Alcibiade trouve rapidement un prétexte pour relancer le conflit : en Sicile, Syracuse, colonie de Corinthe, cherche à étendre son hégémonie sur l’île. En 416, Sélinonte, alliée de Syracuse, attaque Ségeste. Celle-ci fait appel à l’aide d’Athènes, offrant même de payer les frais de l’expédition. Alcibiade saute sur l’occasion : un expédition en Sicile permettrait à Athènes d’étendre son influence à l’ouest, de contrer l’influence syracusaine et de menacer les approvisionnements en blé du Péloponnèse venant précisément de Sicile. Alcibiade compte sur le soutien des indigènes sicules et de certaines cités grecques de l’île, notamment celui de Léontinoi. Nicias s’oppose de tout son poids à cette aventure, mais rien n’y fait : Athènes décide l’intervention et en confie le déroulement à Nicias, Alcibiade et Lamachos. Les Athéniens prennent la mer en juin 415. C’est alors qu’éclate l’affaire des Hermocopides.
4.3.2. L’affaire des Hermocopides
La ville d’Athènes est parsemée de « stèles hermaïques », colonnes carrées surmontées d’un buste d’Hermès et ornées d’un phallus, qui servent à marquer certaines limites de la ville (carrefours, places…) et à les sanctifier. Or, quelques jours avant le déport de l’expédition, de nombreuses stèles sont retrouvés mutilées, soit au visage, soit au phallus. Le scandale est énorme et une enquête est diligentée. La thèse du complot organisé de l’intérieur s’impose rapidement, après qu’on eut écarté celle d’une provocation de Corinthe. Beaucoup d’Athéniens y voient une tentative de renversement de la démocratie au profit de la tyrannie.

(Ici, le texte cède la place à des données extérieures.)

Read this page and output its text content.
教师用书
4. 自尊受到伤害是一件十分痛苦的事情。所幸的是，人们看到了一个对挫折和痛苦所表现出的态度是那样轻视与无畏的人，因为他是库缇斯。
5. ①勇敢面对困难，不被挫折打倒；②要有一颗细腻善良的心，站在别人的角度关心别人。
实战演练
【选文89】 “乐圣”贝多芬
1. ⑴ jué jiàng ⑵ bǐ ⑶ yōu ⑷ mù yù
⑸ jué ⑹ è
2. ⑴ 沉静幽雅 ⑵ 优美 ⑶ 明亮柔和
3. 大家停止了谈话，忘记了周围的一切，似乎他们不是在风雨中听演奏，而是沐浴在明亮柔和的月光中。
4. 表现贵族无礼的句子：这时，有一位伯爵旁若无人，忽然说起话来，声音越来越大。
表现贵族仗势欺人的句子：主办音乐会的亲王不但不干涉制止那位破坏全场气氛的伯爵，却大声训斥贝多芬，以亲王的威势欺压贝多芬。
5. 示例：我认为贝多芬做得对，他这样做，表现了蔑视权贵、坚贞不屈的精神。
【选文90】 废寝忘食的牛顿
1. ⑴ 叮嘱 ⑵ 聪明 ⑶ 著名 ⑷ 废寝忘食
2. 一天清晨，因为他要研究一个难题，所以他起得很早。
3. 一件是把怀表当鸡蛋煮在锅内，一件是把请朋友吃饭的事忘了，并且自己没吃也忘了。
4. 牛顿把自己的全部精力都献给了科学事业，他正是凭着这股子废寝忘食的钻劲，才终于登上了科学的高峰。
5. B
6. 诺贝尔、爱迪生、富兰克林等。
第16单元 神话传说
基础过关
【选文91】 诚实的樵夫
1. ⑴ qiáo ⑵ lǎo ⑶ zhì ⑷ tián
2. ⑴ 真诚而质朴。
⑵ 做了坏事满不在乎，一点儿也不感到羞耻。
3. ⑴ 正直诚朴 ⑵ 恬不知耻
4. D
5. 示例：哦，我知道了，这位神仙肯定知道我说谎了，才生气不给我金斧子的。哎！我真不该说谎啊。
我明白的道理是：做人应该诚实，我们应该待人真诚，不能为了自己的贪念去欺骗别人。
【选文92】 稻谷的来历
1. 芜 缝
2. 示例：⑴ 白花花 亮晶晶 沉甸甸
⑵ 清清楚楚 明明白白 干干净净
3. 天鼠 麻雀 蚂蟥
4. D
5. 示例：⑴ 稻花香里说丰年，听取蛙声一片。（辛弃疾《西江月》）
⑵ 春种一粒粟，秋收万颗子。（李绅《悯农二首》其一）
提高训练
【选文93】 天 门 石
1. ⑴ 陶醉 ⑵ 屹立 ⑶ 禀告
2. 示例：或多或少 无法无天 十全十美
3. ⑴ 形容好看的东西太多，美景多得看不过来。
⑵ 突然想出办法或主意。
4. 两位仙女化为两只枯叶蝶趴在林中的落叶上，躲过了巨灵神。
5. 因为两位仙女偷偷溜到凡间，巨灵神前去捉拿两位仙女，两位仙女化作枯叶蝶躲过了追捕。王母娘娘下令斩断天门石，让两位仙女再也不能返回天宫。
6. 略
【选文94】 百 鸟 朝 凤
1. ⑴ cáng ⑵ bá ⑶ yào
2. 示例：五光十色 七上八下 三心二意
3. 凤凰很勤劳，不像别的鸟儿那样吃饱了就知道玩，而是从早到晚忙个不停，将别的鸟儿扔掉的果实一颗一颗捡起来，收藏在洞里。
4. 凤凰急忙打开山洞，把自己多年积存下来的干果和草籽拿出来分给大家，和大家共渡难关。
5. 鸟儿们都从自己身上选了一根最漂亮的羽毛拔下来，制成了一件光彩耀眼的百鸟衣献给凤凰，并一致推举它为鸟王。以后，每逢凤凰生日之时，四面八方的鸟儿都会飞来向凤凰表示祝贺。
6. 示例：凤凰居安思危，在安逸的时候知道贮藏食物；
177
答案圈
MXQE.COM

Une prime est offerte, et rapidement, les dénonciations pleuvent : un esclave dénonce une parodie des Mystères d’Eleusis, à laquelle Alcibiade aurait participé ; un autre dénonce 18 personnes, un troisième42, dont certains citoyens les plus en vue de la cité… Tous ces témoignages sont démontés un à un, mais le mal est fait : Alcibiade, à son corps défendant, se trouve au centre du scandale, d’autant que ses adversaires ne se gênent pas pour l’exploiter, notamment en utilisant un témoignage proche de celui de l’esclave, celui de Léogaras et de son fils Andocide, qui font partie de la même hétairie (« club » aristocratique) qu’Alcibiade.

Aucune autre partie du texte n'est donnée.